I think I could try making a generic function to translate JSON <-> Lua table, so we don't use raw JSON strings on Lua side. In the worst case if that turns out to be a bit of work or having flaws (such as JSON special values like its NULL), we could have a raw JSON string and on Lua side and use lua-dkjson. For now my concerns is the C API, later I will think more about Lua goodies.

[edubart]

I updated the PR adding back some iflags methods and trying to clarify more how string lifetime for JSON will work (thread local storage per function).

[mpolitzer]

It would be nice to have the other way as well, something like this:

CM_API int cm_recv_cmio_request(cm_machine *m, uint16_t *reason,
    size_t max_length, unsigned char *data, size_t *length);

[edubart]

I agree, I think this will be useful.

[diegonehab]

We don’t implement this on the solidity side. So we don’t know what order they will need things in the log. We are also going to simplify this protocol soon, right?

[mpolitzer]

I see this as an abstraction of the HTIF + buffers interface we have today. The alternative is for users to pack / unpack HTIF by themselves, not ideal.

We are also going to simplify this protocol soon, right?

I'm not following. Is this about uarch -> risc0 transition?
if so we could drop log and uarch, but Node people will still need to load / retrieve bytes from buffers right?

[diegonehab]

#257

[edubart]

I think this could be useful on its own as a high level API to do IO with the machine through the C API for applications that want to use libcartesi as a C library. As of now after the machine yields you can send data inside with cm_send_cmio_response but there is no easy function to read data from inside, cm_recv_cmio_request would be this function.

[diegonehab]

Go for it.

[mpolitzer]

#257

So not having to deal with iflags, only HTIF. Doesn't seem to affect this discussion.

So in what would be the information is it that we would provide ind the log and in what order?

Assuming: "So what would be the information we provide, and in what order?"

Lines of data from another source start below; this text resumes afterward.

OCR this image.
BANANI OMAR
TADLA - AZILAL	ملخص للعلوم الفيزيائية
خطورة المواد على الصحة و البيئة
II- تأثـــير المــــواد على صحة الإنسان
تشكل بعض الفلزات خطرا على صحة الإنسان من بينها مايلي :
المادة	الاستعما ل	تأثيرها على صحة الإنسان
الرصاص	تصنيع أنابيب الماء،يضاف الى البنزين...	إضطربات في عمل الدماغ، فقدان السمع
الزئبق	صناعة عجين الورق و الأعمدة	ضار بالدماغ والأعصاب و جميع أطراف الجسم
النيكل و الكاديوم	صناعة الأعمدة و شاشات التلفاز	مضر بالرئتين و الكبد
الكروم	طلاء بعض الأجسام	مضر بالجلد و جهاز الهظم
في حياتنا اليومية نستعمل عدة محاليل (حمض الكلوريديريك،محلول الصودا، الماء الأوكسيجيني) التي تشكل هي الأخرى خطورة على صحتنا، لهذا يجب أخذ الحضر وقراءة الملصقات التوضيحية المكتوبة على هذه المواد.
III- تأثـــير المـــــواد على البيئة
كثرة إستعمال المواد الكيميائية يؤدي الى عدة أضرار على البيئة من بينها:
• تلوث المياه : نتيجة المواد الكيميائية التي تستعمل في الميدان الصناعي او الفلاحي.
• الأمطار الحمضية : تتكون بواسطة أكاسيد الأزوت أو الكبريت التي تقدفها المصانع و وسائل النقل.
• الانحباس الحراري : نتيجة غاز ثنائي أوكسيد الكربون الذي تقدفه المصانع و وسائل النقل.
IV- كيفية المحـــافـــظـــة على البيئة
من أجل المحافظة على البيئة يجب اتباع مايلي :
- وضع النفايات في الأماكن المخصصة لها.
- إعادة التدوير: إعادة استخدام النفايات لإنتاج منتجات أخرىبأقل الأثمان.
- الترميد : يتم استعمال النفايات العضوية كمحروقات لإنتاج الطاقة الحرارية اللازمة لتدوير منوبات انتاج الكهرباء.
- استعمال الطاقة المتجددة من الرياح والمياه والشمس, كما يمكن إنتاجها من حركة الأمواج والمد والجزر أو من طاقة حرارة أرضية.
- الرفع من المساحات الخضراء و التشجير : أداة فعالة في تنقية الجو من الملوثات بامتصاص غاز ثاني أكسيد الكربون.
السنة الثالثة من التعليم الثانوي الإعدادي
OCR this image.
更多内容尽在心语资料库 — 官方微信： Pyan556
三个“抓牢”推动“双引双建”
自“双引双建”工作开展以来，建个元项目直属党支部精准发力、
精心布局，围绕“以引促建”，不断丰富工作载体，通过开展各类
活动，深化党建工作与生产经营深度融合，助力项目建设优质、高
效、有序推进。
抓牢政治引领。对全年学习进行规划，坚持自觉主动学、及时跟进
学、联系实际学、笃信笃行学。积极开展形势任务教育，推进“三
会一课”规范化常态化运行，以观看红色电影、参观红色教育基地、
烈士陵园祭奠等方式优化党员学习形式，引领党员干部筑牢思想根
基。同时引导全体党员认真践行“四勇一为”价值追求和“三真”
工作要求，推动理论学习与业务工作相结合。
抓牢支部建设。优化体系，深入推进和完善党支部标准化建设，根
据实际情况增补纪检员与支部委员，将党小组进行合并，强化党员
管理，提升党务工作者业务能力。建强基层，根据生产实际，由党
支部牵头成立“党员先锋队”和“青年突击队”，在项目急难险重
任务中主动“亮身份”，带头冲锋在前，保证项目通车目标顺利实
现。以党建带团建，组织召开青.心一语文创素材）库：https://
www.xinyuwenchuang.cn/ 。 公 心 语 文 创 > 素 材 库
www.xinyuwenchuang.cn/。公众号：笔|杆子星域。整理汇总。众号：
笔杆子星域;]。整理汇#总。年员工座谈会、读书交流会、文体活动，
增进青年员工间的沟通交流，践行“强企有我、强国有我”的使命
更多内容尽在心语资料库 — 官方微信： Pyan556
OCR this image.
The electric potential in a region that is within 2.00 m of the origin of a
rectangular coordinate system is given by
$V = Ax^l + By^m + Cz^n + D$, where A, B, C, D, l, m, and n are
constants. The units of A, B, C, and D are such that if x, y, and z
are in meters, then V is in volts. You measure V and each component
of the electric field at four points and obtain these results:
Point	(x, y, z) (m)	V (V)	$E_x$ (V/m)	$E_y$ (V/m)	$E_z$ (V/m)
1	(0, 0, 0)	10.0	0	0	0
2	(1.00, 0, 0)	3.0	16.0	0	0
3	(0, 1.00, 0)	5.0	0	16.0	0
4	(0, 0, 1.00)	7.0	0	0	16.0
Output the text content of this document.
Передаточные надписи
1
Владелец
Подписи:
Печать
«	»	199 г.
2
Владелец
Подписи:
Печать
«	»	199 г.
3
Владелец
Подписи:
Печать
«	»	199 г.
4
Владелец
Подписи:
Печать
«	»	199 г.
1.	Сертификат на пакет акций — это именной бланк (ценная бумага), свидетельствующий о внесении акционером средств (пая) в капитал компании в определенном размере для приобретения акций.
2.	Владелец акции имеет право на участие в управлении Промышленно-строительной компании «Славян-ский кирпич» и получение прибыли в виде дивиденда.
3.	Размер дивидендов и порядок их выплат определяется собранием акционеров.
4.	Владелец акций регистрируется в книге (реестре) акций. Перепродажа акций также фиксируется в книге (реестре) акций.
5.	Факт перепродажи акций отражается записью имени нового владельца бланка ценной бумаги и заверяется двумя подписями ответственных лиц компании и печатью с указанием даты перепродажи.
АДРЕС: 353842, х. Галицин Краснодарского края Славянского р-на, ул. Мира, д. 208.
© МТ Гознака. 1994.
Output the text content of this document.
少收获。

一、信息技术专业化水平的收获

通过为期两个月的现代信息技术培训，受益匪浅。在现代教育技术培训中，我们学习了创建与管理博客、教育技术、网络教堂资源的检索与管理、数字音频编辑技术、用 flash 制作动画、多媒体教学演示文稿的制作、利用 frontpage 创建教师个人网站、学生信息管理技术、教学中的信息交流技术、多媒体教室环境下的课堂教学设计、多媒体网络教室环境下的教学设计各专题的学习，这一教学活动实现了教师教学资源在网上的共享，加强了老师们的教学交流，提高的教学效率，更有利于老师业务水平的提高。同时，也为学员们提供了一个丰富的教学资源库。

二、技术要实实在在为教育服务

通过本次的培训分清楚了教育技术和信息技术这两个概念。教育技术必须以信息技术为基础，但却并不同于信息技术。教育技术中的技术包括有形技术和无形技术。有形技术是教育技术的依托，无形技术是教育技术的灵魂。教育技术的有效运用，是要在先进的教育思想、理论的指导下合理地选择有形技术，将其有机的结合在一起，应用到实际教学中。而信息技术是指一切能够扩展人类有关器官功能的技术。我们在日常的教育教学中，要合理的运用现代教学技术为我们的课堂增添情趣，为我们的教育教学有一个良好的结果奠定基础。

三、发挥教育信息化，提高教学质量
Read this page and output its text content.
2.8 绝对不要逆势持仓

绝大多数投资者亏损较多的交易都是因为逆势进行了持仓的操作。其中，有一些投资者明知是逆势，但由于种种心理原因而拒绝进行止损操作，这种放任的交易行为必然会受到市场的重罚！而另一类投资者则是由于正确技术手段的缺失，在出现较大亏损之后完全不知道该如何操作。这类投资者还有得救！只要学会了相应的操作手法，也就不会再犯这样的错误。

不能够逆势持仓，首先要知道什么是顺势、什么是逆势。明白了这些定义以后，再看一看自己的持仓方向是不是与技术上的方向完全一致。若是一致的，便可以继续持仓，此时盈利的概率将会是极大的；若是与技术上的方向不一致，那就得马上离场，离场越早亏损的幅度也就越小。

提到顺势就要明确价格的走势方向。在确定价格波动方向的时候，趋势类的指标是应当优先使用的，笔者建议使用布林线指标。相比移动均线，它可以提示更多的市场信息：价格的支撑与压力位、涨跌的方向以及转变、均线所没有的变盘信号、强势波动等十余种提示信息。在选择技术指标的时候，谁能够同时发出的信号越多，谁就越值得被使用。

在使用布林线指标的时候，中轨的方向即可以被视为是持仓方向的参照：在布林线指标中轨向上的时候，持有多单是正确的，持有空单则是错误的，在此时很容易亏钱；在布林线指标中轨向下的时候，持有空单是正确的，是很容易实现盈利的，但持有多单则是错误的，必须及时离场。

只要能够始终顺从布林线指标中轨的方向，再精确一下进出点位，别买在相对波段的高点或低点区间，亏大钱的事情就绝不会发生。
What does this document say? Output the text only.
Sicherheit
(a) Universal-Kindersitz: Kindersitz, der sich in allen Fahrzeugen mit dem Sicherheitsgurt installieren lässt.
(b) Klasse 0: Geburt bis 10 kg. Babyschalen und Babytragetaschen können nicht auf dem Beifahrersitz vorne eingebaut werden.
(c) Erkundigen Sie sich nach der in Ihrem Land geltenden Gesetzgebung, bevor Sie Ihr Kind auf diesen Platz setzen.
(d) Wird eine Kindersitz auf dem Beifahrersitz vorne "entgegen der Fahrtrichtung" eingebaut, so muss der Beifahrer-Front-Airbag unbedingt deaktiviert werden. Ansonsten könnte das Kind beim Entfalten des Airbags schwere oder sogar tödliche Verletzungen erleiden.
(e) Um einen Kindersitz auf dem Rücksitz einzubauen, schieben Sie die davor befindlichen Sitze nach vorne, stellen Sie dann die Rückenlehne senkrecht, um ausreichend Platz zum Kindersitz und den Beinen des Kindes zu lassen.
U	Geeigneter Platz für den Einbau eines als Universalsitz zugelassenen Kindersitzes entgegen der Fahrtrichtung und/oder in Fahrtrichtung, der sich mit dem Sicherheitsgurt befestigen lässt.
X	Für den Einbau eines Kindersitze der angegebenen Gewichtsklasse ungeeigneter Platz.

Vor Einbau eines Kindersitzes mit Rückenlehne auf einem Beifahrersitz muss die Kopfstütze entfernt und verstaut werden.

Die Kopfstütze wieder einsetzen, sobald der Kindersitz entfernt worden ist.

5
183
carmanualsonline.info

A bit out of my depth, but I don't see the issue. My understanding is that this is already a provable machine since it is the machine immediately before a surgery.

So for instance, we do read_htif(...); + read_memory(TX_BUFFER); in cartesi-machine.lua.
What is the difference from that to having a single function that does both and massages the internals?

[diegonehab]

Because we don’t control what this code will look like in solidity. We don’t know anything about the different domains.

[diegonehab]

The log has to include the places where the info comes from. So the changes impact this.

[mpolitzer]

We can set the pointer back to NULL depending on how paranoid you want to be.

CM_API int cm_destroy(cm_machine **m);

[diegonehab]

Meh.

[edubart]

Yea, not doing this hehe

[mpolitzer]

This can be error prone when used as a function argument.
Prefer something like this.

typedef struct {
    uint8_t data[CM_MACHINE_HASH_BYTE_SIZE];
} cm_hash;

[diegonehab]

Added views CSRs for HTIF fromhost/tohost for dev/data/cmd (eg. CM_CSR_HTIF_TOHOST_DEV), the idea is to write on fields of these CSRs through cm_write_csr/cm_read_csr.

Should we have the REASON field there as well? And make DATA smaller? It's a question I've always had...

[edubart]

Should we have the REASON field there as well? And make DATA smaller? It's a question I've always had...

I think we should, I went ahead I did the change on the branch with the actual changes I am working on, 4 bytes for data, 2 bytes for reason, this simplified some fragile manual bit shifting in some lua scripts.

[edubart]

The API mentioned in this PR was implemented at #273 and the work continues there, I am closing this PR to avoid confusion.